Dopo il disastroso risultato delle elezioni sociale del giugno 1991, Rauti si dimette da Segretario. Per il suo gruppo di riferimento è la diaspora. Alcuni scendono a patti con Fini, rieletto Segretario, altri danno vita a nuovi soggetti politici, peraltro con risultati elettorali irrilevanti, o abbandonano l’agone politico.

A sintesi del lungo itinerario politico-ideale ben fissato in “L’aquila e la fiamma”, che cosa rimane? Mollicone nelle ultime pagine del suo libro pone l’accento su alcune “intuizioni rautiane” tuttora al centro dell’attualità politica, nazionale ed internazionale: il crollo del Comunismo Sovietico e l’iniziale  predominio statunitense, reso possibile dalla debolezza europea; il ritorno della Russia, quale “terza Roma”; il risveglio islamico; l’esplosione della cosiddetta globalizzazione; una nuova consapevolezza rispetto alle radici e tendenze più profonde e permanenti del Fascismo Rivoluzione.

E’ evidentemente qualcosa di più dell’onore delle armi a chi ha saputo declinare, dai primi Anni Cinquanta fino alla vigilia del Terzo Millennio, l’essenza di un’Idea, di una nobile Tradizione culturale e politica, che ha fornito ad intere generazioni  gli strumenti interpretativi per analizzare la realtà e per elaborare organiche proposte  alternative alla crisi del mondo moderno. Senza ingessature ideologiche, senza facili schematismi, ma “andando oltre” le convenzioni, che stanno alla base della crisi.

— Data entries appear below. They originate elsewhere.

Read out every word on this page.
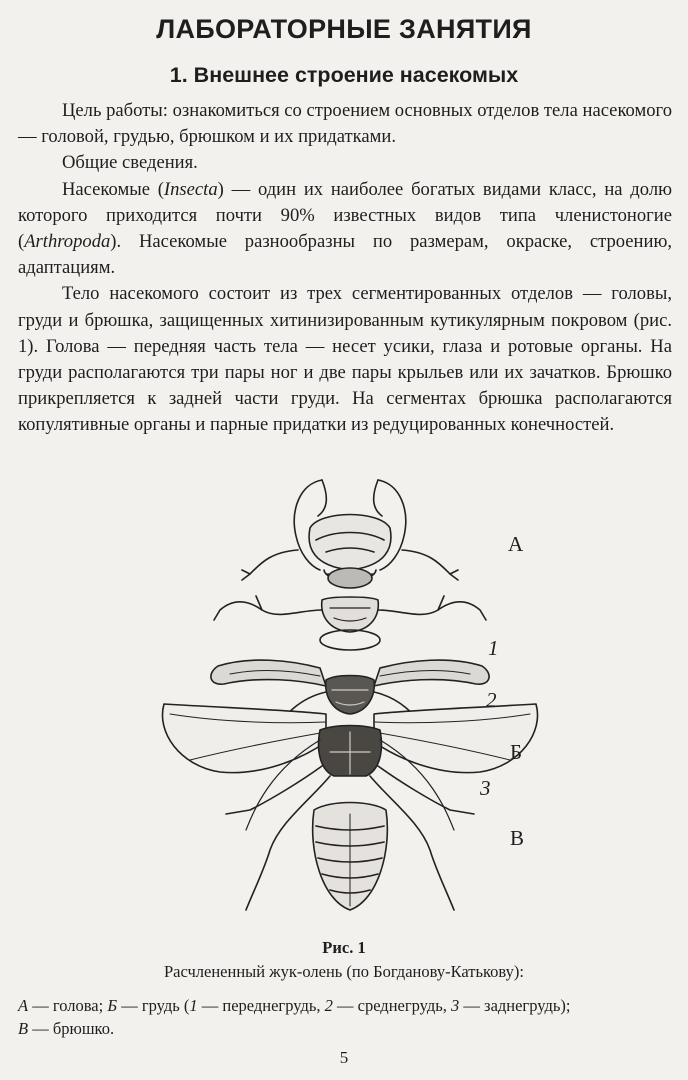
ЛАБОРАТОРНЫЕ ЗАНЯТИЯ
1. Внешнее строение насекомых

Цель работы: ознакомиться со строением основных отделов тела насекомого — головой, грудью, брюшком и их придатками.

Общие сведения.

Насекомые (Insecta) — один их наиболее богатых видами класс, на долю которого приходится почти 90% известных видов типа членистоногие (Arthropoda). Насекомые разнообразны по размерам, окраске, строению, адаптациям.

Тело насекомого состоит из трех сегментированных отделов — головы, груди и брюшка, защищенных хитинизированным кутикулярным покровом (рис. 1). Голова — передняя часть тела — несет усики, глаза и ротовые органы. На груди располагаются три пары ног и две пары крыльев или их зачатков. Брюшко прикрепляется к задней части груди. На сегментах брюшка располагаются копулятивные органы и парные придатки из редуцированных конечностей.

А
1
2
Б
3
В
Рис. 1
Расчлененный жук-олень (по Богданову-Катькову):
А — голова; Б — грудь (1 — переднегрудь, 2 — среднегрудь, 3 — заднегрудь);
В — брюшко.
5
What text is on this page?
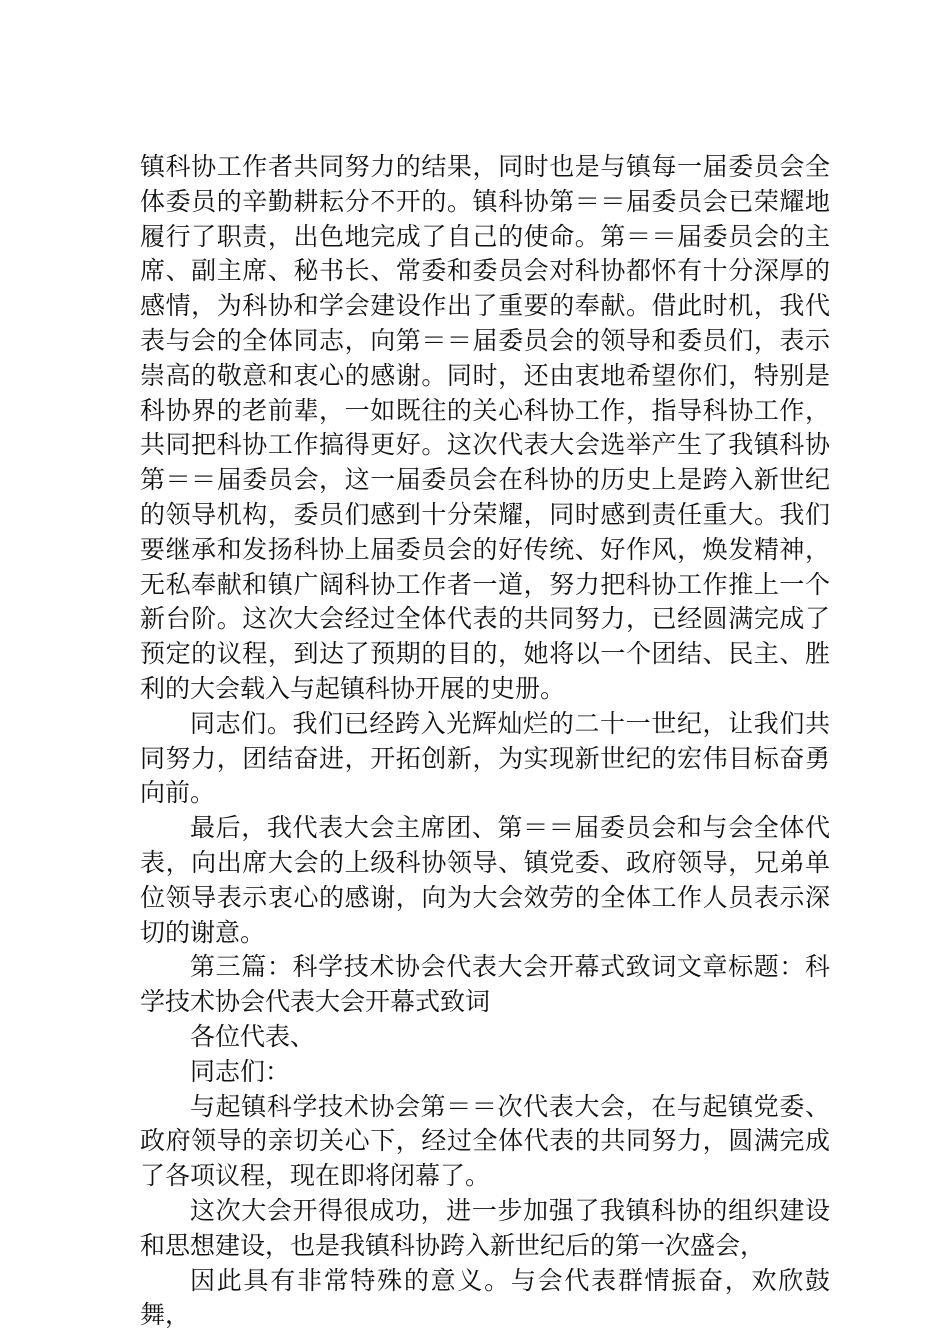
镇科协工作者共同努力的结果，同时也是与镇每一届委员会全体委员的辛勤耕耘分不开的。镇科协第＝＝届委员会已荣耀地履行了职责，出色地完成了自己的使命。第＝＝届委员会的主席、副主席、秘书长、常委和委员会对科协都怀有十分深厚的感情，为科协和学会建设作出了重要的奉献。借此时机，我代表与会的全体同志，向第＝＝届委员会的领导和委员们，表示崇高的敬意和衷心的感谢。同时，还由衷地希望你们，特别是科协界的老前辈，一如既往的关心科协工作，指导科协工作，共同把科协工作搞得更好。这次代表大会选举产生了我镇科协第＝＝届委员会，这一届委员会在科协的历史上是跨入新世纪的领导机构，委员们感到十分荣耀，同时感到责任重大。我们要继承和发扬科协上届委员会的好传统、好作风，焕发精神，无私奉献和镇广阔科协工作者一道，努力把科协工作推上一个新台阶。这次大会经过全体代表的共同努力，已经圆满完成了预定的议程，到达了预期的目的，她将以一个团结、民主、胜利的大会载入与起镇科协开展的史册。

同志们。我们已经跨入光辉灿烂的二十一世纪，让我们共同努力，团结奋进，开拓创新，为实现新世纪的宏伟目标奋勇向前。

最后，我代表大会主席团、第＝＝届委员会和与会全体代表，向出席大会的上级科协领导、镇党委、政府领导，兄弟单位领导表示衷心的感谢，向为大会效劳的全体工作人员表示深切的谢意。

第三篇：科学技术协会代表大会开幕式致词文章标题：科学技术协会代表大会开幕式致词

各位代表、

同志们：

与起镇科学技术协会第＝＝次代表大会，在与起镇党委、政府领导的亲切关心下，经过全体代表的共同努力，圆满完成了各项议程，现在即将闭幕了。

这次大会开得很成功，进一步加强了我镇科协的组织建设和思想建设，也是我镇科协跨入新世纪后的第一次盛会，

因此具有非常特殊的意义。与会代表群情振奋，欢欣鼓舞，
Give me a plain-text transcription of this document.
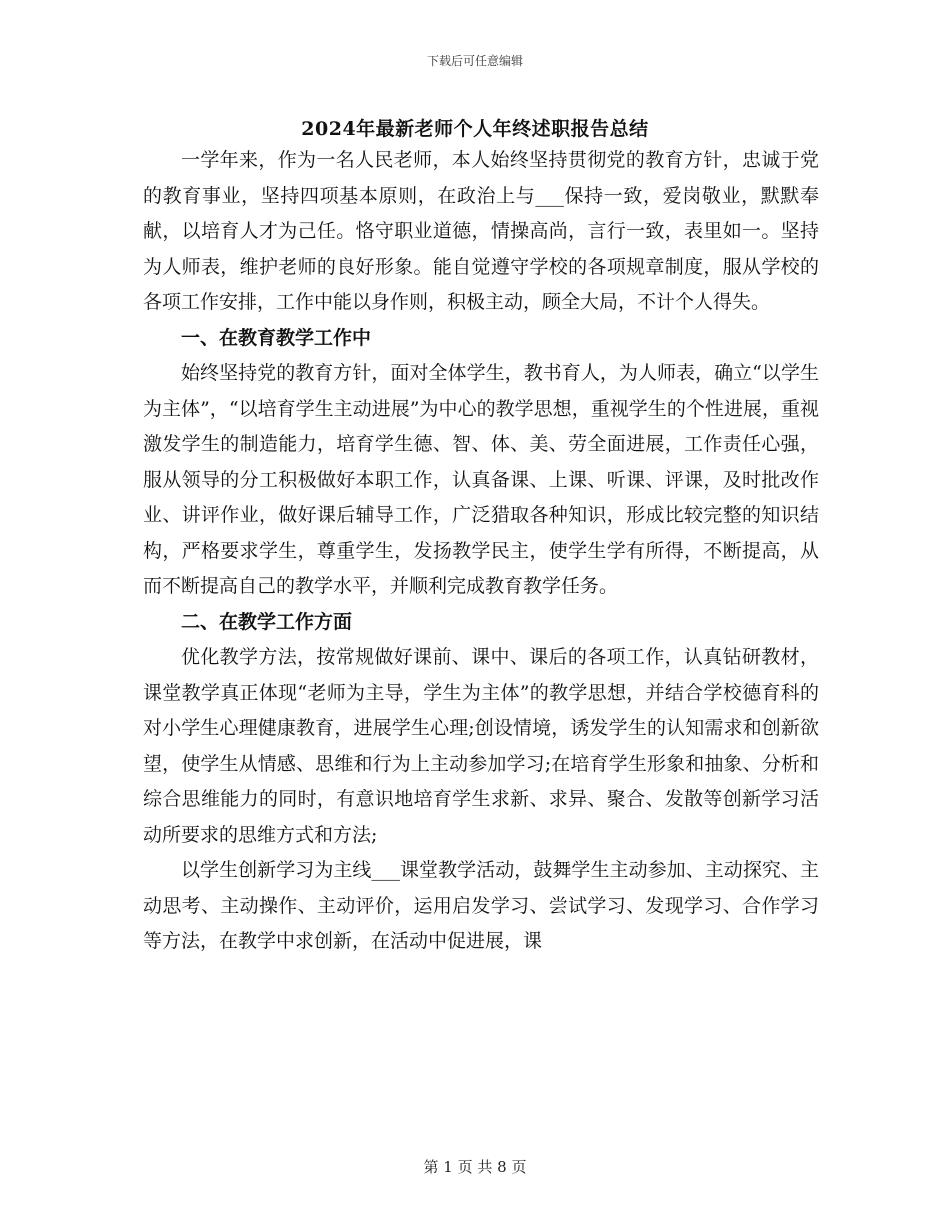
下载后可任意编辑
2024年最新老师个人年终述职报告总结

一学年来，作为一名人民老师，本人始终坚持贯彻党的教育方针，忠诚于党的教育事业，坚持四项基本原则，在政治上与___保持一致，爱岗敬业，默默奉献，以培育人才为己任。恪守职业道德，情操高尚，言行一致，表里如一。坚持为人师表，维护老师的良好形象。能自觉遵守学校的各项规章制度，服从学校的各项工作安排，工作中能以身作则，积极主动，顾全大局，不计个人得失。

一、在教育教学工作中

始终坚持党的教育方针，面对全体学生，教书育人，为人师表，确立“以学生为主体”，“以培育学生主动进展”为中心的教学思想，重视学生的个性进展，重视激发学生的制造能力，培育学生德、智、体、美、劳全面进展，工作责任心强，服从领导的分工积极做好本职工作，认真备课、上课、听课、评课，及时批改作业、讲评作业，做好课后辅导工作，广泛猎取各种知识，形成比较完整的知识结构，严格要求学生，尊重学生，发扬教学民主，使学生学有所得，不断提高，从而不断提高自己的教学水平，并顺利完成教育教学任务。

二、在教学工作方面

优化教学方法，按常规做好课前、课中、课后的各项工作，认真钻研教材，课堂教学真正体现“老师为主导，学生为主体”的教学思想，并结合学校德育科的对小学生心理健康教育，进展学生心理;创设情境，诱发学生的认知需求和创新欲望，使学生从情感、思维和行为上主动参加学习;在培育学生形象和抽象、分析和综合思维能力的同时，有意识地培育学生求新、求异、聚合、发散等创新学习活动所要求的思维方式和方法;

以学生创新学习为主线___课堂教学活动，鼓舞学生主动参加、主动探究、主动思考、主动操作、主动评价，运用启发学习、尝试学习、发现学习、合作学习等方法，在教学中求创新，在活动中促进展，课

第 1 页 共 8 页
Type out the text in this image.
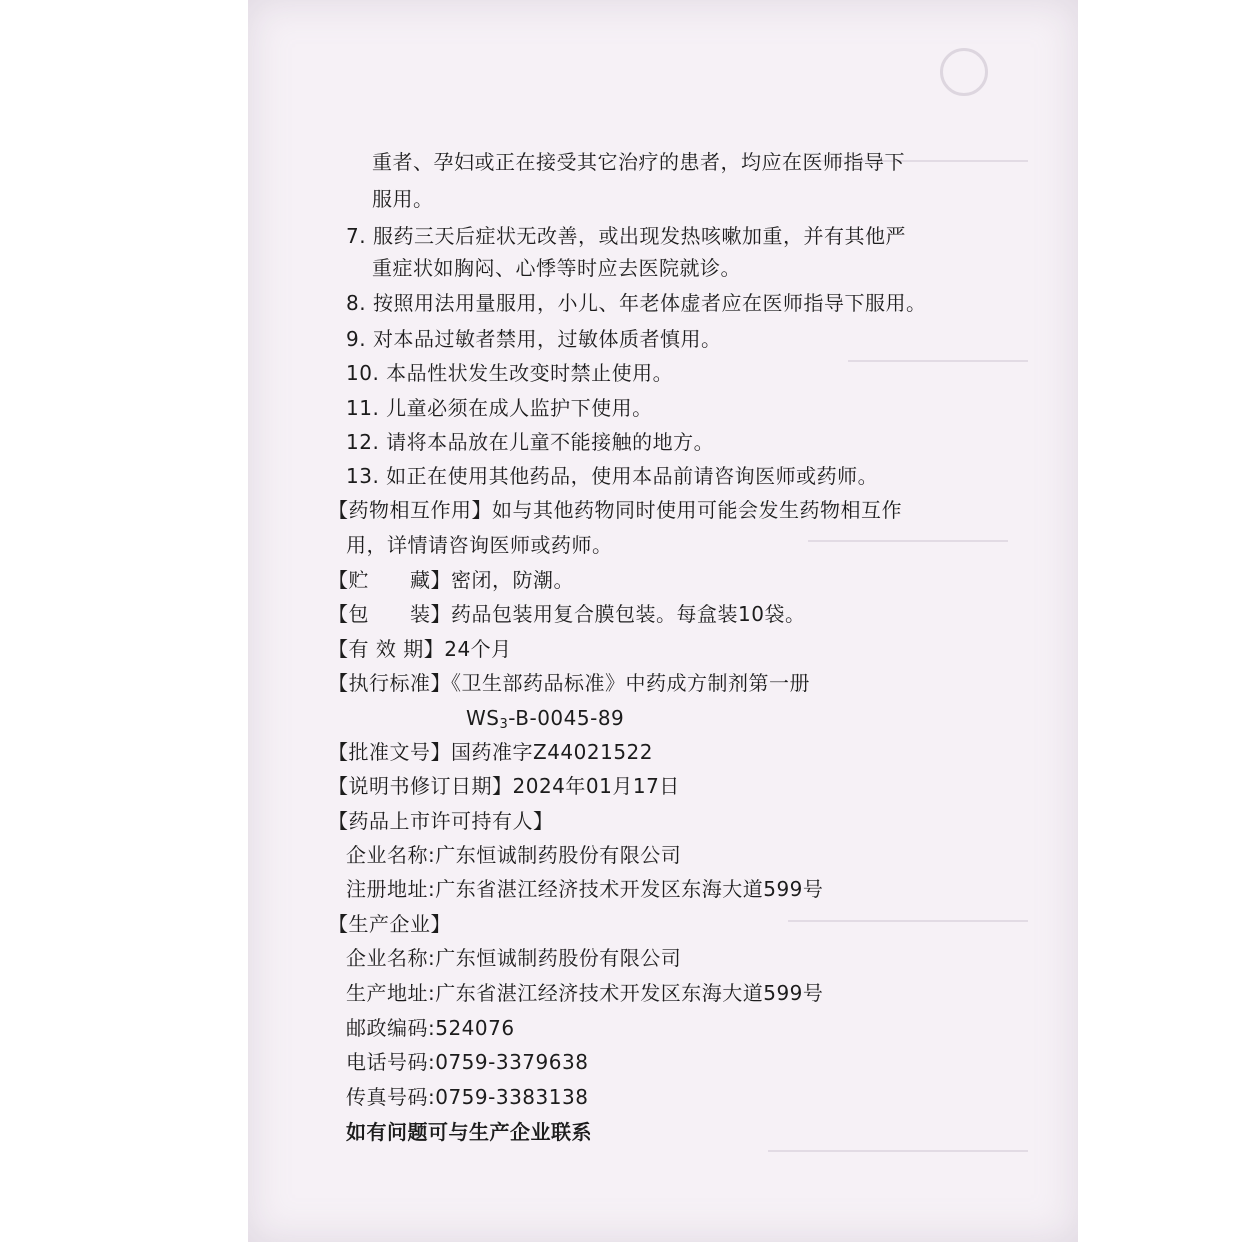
重者、孕妇或正在接受其它治疗的患者，均应在医师指导下
服用。
7. 服药三天后症状无改善，或出现发热咳嗽加重，并有其他严
重症状如胸闷、心悸等时应去医院就诊。
8. 按照用法用量服用，小儿、年老体虚者应在医师指导下服用。
9. 对本品过敏者禁用，过敏体质者慎用。
10. 本品性状发生改变时禁止使用。
11. 儿童必须在成人监护下使用。
12. 请将本品放在儿童不能接触的地方。
13. 如正在使用其他药品，使用本品前请咨询医师或药师。
【药物相互作用】如与其他药物同时使用可能会发生药物相互作
用，详情请咨询医师或药师。
【贮　　藏】密闭，防潮。
【包　　装】药品包装用复合膜包装。每盒装10袋。
【有 效 期】24个月
【执行标准】《卫生部药品标准》中药成方制剂第一册
$WS_3-B-0045-89$
【批准文号】国药准字Z44021522
【说明书修订日期】2024年01月17日
【药品上市许可持有人】
企业名称:广东恒诚制药股份有限公司
注册地址:广东省湛江经济技术开发区东海大道599号
【生产企业】
企业名称:广东恒诚制药股份有限公司
生产地址:广东省湛江经济技术开发区东海大道599号
邮政编码:524076
电话号码:0759-3379638
传真号码:0759-3383138
如有问题可与生产企业联系
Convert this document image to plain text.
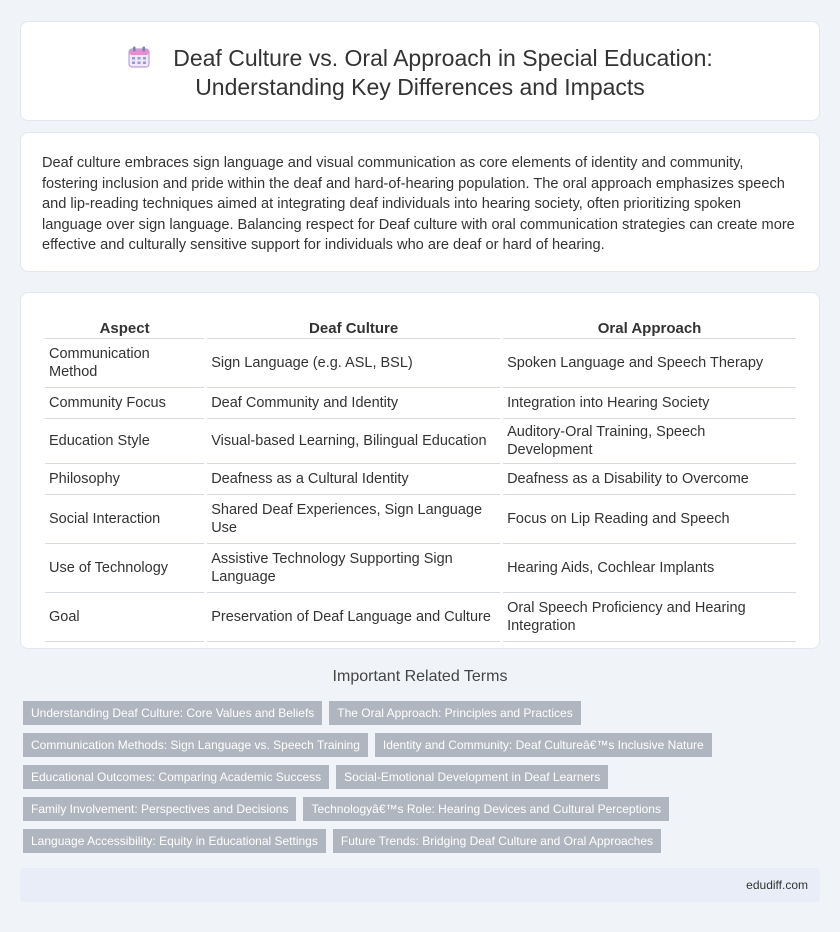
Deaf Culture vs. Oral Approach in Special Education:
Understanding Key Differences and Impacts

Deaf culture embraces sign language and visual communication as core elements of identity and community, fostering inclusion and pride within the deaf and hard-of-hearing population. The oral approach emphasizes speech and lip-reading techniques aimed at integrating deaf individuals into hearing society, often prioritizing spoken language over sign language. Balancing respect for Deaf culture with oral communication strategies can create more effective and culturally sensitive support for individuals who are deaf or hard of hearing.

Aspect	Deaf Culture	Oral Approach
Communication Method	Sign Language (e.g. ASL, BSL)	Spoken Language and Speech Therapy
Community Focus	Deaf Community and Identity	Integration into Hearing Society
Education Style	Visual-based Learning, Bilingual Education	Auditory-Oral Training, Speech Development
Philosophy	Deafness as a Cultural Identity	Deafness as a Disability to Overcome
Social Interaction	Shared Deaf Experiences, Sign Language Use	Focus on Lip Reading and Speech
Use of Technology	Assistive Technology Supporting Sign Language	Hearing Aids, Cochlear Implants
Goal	Preservation of Deaf Language and Culture	Oral Speech Proficiency and Hearing Integration
Important Related Terms
Understanding Deaf Culture: Core Values and Beliefs	The Oral Approach: Principles and Practices
Communication Methods: Sign Language vs. Speech Training	Identity and Community: Deaf Cultureâ€™s Inclusive Nature
Educational Outcomes: Comparing Academic Success	Social-Emotional Development in Deaf Learners
Family Involvement: Perspectives and Decisions	Technologyâ€™s Role: Hearing Devices and Cultural Perceptions
Language Accessibility: Equity in Educational Settings	Future Trends: Bridging Deaf Culture and Oral Approaches
edudiff.com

Da questo punto di vista il libro “L’aquila e la fiamma” offre l’occasione per ricostruire, dopo gli anni dell’oblio,  una memoria, offrendola alle giovani generazioni e a quanti vorranno e sapranno rileggerla, nella sua interezza. A Mollicone il ringraziamento per avere “salvato” quella Storia, liberandola finalmente dalle cattive interpretazioni di parte e riconsegnandocela tutta intera, lucida ed appassionata come fu.

*L’aquila e la fiamma. Storia dell’anima nazional-popolare del Msi di Nazzareno Mollicone (Pagine-I libri del Borghese, pagg. 280, Euro 19,00)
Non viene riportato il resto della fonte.